Most well-prepared UK SMEs spend two to three weeks on the self assessment end to end: roughly one week to scope and gather evidence, one week to draft and review answers internally, and a few days to submit and respond to any assessor feedback. Organisations that have not patched, hardened or rolled out MFA before starting should expect six to eight weeks because remediation, not paperwork, becomes the bottleneck.
Do we have to include personal (BYOD) devices in scope?
Yes, if those devices are used to access organisational data, work email, files or cloud services. The only way to keep BYOD out of scope is to block them technically from accessing anything in scope, for example by enforcing conditional access policies that require a managed device. If BYOD is allowed, it must meet all five control themes the same as a corporate device.
What happens if we fail the self assessment?
You receive feedback from the IASME assessor identifying the specific non-compliances. You have one free chance to remediate and resubmit within two working days. If you cannot fix the issues within that window, the application closes and you need to purchase a new assessment to try again. This is why running an internal pre-assessment against the published question set before opening the official questionnaire is so important.
Is the self assessment enough on its own, or do we need Cyber Essentials Plus?
Self assessment alone (sometimes called “basic” Cyber Essentials) is sufficient for most UK public-sector contracts under the central government baseline and for general supply chain reassurance. Cyber Essentials Plus adds an independent technical audit and is increasingly required for MOD contracts, NHS data processors and larger enterprise procurement. If you have a contractual requirement, check the wording; otherwise the self assessment is the standard starting point.
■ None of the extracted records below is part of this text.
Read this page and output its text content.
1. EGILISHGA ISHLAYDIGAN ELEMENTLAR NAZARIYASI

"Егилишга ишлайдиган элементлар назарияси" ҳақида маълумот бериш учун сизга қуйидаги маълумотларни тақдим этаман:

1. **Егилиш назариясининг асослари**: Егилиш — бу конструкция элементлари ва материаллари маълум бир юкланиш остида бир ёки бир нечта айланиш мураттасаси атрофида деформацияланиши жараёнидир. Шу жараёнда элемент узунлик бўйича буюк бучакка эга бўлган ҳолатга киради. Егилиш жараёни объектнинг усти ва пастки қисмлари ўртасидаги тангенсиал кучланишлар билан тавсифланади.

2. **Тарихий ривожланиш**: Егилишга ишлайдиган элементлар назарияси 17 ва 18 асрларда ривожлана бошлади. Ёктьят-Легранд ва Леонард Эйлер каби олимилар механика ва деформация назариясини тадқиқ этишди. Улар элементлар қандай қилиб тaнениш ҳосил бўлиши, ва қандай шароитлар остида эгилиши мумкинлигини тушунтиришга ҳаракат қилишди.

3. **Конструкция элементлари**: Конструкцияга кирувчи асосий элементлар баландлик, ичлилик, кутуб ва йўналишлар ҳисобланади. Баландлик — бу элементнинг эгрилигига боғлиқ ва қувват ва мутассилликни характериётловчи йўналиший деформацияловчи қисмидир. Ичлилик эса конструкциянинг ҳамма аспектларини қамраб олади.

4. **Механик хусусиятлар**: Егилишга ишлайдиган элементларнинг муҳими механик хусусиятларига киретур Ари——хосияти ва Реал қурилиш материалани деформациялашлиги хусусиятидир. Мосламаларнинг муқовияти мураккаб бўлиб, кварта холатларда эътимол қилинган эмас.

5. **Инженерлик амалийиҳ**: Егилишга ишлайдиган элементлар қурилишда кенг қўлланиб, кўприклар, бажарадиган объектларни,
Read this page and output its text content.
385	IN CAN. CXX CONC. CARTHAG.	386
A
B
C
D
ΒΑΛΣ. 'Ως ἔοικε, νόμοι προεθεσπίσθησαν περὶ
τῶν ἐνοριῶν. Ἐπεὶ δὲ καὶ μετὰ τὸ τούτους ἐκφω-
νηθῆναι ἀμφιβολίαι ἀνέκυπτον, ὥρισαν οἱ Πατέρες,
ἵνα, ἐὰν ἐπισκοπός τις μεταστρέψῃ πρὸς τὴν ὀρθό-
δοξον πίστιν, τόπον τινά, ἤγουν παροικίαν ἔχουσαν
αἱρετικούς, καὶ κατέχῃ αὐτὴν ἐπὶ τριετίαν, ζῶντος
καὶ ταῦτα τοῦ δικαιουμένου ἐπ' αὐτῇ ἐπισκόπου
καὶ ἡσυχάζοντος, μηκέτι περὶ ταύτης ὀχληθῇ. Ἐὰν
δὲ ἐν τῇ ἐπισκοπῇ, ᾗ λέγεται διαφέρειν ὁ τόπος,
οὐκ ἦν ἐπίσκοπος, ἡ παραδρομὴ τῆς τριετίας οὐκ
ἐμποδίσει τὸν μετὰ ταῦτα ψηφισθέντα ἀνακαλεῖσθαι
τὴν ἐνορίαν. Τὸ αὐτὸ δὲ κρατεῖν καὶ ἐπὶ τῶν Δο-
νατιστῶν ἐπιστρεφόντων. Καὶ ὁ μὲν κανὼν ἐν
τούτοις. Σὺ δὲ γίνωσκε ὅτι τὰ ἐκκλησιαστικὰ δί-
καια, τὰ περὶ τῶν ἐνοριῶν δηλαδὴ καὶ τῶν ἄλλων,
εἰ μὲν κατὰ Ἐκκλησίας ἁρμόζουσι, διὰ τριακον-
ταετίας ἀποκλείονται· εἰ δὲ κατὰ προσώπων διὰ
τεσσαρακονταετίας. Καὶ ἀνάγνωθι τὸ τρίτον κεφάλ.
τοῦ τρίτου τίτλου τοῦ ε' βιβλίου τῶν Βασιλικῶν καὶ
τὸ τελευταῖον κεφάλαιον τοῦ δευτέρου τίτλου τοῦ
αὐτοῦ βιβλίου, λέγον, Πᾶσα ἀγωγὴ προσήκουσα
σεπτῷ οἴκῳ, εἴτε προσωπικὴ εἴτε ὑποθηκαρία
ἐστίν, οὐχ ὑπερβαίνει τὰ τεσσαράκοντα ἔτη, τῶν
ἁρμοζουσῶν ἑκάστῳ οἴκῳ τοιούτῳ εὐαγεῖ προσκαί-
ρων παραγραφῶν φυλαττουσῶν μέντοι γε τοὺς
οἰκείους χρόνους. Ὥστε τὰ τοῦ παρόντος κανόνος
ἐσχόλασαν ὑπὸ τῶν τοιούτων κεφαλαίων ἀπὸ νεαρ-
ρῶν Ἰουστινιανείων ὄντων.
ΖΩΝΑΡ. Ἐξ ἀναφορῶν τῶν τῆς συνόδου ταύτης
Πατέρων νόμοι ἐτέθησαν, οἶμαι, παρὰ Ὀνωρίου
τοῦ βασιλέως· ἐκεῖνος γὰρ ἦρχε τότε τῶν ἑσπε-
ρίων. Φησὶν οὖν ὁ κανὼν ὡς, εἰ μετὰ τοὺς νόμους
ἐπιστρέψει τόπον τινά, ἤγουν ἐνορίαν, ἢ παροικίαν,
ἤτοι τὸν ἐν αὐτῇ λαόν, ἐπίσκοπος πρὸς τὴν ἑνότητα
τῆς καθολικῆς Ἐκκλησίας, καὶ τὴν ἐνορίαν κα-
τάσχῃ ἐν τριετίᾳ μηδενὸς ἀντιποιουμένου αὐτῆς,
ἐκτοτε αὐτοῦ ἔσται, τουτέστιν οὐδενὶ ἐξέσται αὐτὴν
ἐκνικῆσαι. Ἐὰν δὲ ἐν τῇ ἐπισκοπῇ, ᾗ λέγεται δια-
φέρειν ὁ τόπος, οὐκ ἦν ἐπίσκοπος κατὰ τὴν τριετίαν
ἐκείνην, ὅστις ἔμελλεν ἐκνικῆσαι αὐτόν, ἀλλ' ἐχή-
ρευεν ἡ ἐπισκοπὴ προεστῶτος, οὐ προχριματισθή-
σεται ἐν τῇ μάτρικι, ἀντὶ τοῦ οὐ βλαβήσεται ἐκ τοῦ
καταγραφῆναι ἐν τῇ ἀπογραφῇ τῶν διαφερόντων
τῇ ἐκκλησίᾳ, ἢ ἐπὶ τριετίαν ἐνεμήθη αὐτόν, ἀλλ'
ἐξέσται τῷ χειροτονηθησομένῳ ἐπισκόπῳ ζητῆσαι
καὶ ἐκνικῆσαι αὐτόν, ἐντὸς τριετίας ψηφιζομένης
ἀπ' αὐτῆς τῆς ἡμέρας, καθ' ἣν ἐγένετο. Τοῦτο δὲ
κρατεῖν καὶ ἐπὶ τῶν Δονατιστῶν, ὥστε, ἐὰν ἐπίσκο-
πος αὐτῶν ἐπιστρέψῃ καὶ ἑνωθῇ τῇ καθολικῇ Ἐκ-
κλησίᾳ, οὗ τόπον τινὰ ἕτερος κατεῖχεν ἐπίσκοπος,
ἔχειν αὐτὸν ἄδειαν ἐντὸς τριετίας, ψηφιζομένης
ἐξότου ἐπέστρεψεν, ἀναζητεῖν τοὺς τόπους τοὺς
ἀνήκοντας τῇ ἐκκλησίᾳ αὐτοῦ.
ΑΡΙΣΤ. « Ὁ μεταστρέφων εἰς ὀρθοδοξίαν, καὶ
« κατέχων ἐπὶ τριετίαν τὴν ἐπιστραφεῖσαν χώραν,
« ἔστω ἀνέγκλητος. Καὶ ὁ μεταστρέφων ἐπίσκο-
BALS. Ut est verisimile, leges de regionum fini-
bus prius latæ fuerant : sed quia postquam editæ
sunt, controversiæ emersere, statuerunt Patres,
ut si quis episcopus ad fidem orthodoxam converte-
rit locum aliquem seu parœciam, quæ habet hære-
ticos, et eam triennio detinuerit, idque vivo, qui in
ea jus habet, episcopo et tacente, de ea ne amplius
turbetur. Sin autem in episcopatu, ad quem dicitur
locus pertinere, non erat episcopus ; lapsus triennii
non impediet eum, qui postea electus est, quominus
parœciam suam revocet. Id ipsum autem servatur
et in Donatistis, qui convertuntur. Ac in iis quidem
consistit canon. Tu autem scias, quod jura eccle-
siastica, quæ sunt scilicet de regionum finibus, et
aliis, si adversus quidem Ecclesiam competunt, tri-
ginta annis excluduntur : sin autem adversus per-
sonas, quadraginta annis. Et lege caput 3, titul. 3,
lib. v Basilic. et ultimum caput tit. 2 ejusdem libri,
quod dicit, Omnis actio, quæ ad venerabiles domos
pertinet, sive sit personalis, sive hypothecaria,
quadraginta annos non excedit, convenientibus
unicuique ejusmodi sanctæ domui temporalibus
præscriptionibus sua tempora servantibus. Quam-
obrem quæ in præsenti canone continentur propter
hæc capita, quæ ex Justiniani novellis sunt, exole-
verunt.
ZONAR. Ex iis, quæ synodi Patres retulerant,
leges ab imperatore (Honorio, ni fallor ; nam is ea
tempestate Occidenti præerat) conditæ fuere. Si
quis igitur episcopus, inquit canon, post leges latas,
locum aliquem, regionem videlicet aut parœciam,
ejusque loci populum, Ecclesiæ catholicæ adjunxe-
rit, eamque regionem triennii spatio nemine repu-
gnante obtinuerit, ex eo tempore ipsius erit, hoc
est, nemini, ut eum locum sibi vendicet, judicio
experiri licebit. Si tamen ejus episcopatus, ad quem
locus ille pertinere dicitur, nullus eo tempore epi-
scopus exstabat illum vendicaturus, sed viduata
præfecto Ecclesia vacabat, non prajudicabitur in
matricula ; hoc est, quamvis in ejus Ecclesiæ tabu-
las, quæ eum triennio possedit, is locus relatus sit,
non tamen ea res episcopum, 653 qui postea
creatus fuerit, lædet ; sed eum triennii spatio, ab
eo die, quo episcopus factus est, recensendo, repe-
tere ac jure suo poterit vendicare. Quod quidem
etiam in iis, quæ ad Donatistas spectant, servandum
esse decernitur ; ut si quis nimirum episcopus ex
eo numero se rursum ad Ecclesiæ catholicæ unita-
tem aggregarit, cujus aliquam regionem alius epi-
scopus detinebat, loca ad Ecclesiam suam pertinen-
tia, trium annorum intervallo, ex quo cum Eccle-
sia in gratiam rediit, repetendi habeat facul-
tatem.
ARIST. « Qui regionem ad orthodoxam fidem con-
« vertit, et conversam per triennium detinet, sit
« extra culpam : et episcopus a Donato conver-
Who at the organisation needs to sign off the self assessment?
A board-level signatory — typically a director, CEO, owner or CISO — must confirm that the answers in the questionnaire are accurate to the best of their knowledge before it is submitted to IASME. This sign-off is contractual, so the signatory should review the answers, not simply rubber-stamp them. ISMS.online supports the internal review workflow so the signatory sees a clean, approved version rather than a half-edited draft.
How often do we need to redo the self assessment?
Cyber Essentials certification lasts 12 months. To stay certified you complete a fresh self assessment annually. The renewal questionnaire is the same as the initial one, but if you have kept your asset register, policies and evidence up to date in the meantime, renewal usually takes a few days rather than weeks. See our hub page on Cyber Essentials for the wider scheme context.